日本のEV向け充電ステーションは、大半が公的補助金によって設置されているため、独立採算で黒字化させようとする意識が薄い。米国では、企業の駐車場や賃貸物件のオーナーが充電ステーションの設置により収益化できるビジネスモデルが練られている。
充電ステーションを起点としたEV市場への参入スタイル

JNEWS会員配信日 2017/9/27

 電気自動車(EV)の時代には、高い確率でガソリンスタンドのような燃料補給の専用施設は消滅する。その代わりとして、スーパーやレストランなどの駐車場に充電スポットが設けられて、利用者は買い物や食事をしながら充電をするスタイルが主流になる。しかし、各店舗が独自に充電スポットを設置することは、電力会社との有利な契約や、充電サービスの管理(無料+有料課金)が難しいため、今後は充電スポットによる事業者の系列化が進むことになるだろう。

日本国内では、既に21,000ヶ所(28,000基)の充電スポットが存在しているが、その大半は国の補助金を活用したもので、サービスの充実や利用者を増やそうとする意識は低い。


一方、米国では、利用者や事業者の視点に立ち、採算性も考慮された充電スポットのネットワーク化が進められている。2007年に米カリフォルニアで創業した「ChargePoint」は、公共施設、商業施設、賃貸不動産のオーナーを対象に充電スポットの整備を進めている新興企業だが、特許を取得した独自の充電設備と、利用会員を管理するクラウドシステムの両方を開発している。現在では米国とカナダで4万ヶ所以上の充電スポットが整備されている。

充電設備の設置は、「販売」と「レンタル」両方のプランが用意されている。レンタルでは、実際に利用者が充電をした従量によって設備の利用料が請求されるため、初期投資をかけずに充電設備を導入することができる。たとえば、アパートの駐車場に充電設備を導入すれば、物件の付加価値を高められるが、初期コストがかかるため躊躇している大家は多い。

充電料金を決める裁量は、物件オーナー側に与えられていて、電気を無料で提供することや、曜日や時間帯によって料金を変動させることもできる。また、利用できるユーザーの条件を設定することも可能だ。
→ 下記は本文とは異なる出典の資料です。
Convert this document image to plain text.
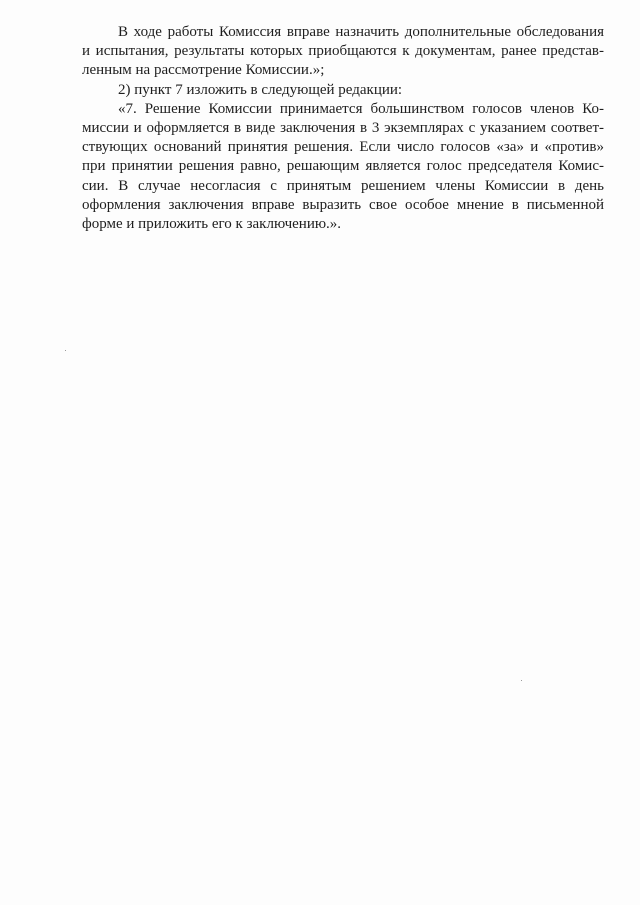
В ходе работы Комиссия вправе назначить дополнительные обследования
и испытания, результаты которых приобщаются к документам, ранее представ-
ленным на рассмотрение Комиссии.»;

2) пункт 7 изложить в следующей редакции:

«7. Решение Комиссии принимается большинством голосов членов Ко-
миссии и оформляется в виде заключения в 3 экземплярах с указанием соответ-
ствующих оснований принятия решения. Если число голосов «за» и «против»
при принятии решения равно, решающим является голос председателя Комис-
сии. В случае несогласия с принятым решением члены Комиссии в день
оформления заключения вправе выразить свое особое мнение в письменной
форме и приложить его к заключению.».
一方、EVドライバーはChargePointのモバイルアプリをインストールすることで、賢いEVライフを送ることができる。アプリではネットワーク化されている充電ステーションの中から、価格条件を「Free」で検索すれば、無料で充電できる最寄りのスポットを見つけられる。また、充電待ちで混雑しているスポットでは、待機リストに登録して、順番待ちの時間を無駄にしなくて済む。充電中に異常が発生したり、正常に充電が完了すれば通知メッセージがスマホに届く機能もあるため、買い物や食事をしていても安心だ。

ChargePoint
■サービスの紹介映像

ChargePointでは、キャデラック、シボレー、BMW、日産、フィアットなど大手自動車メーカーとも提携関係を結んでおり、北米だけで数十万ヶ所の充電ステーションをネットワーク化しようとしている。同社の事業には、「独自技術による充電設備の開発」「電力会社から好条件の電気を調達すること」「モバイルアプリでEVユーザーを組織化」「EV充電の特性を掴むビッグデータ分析」という4つの柱がある。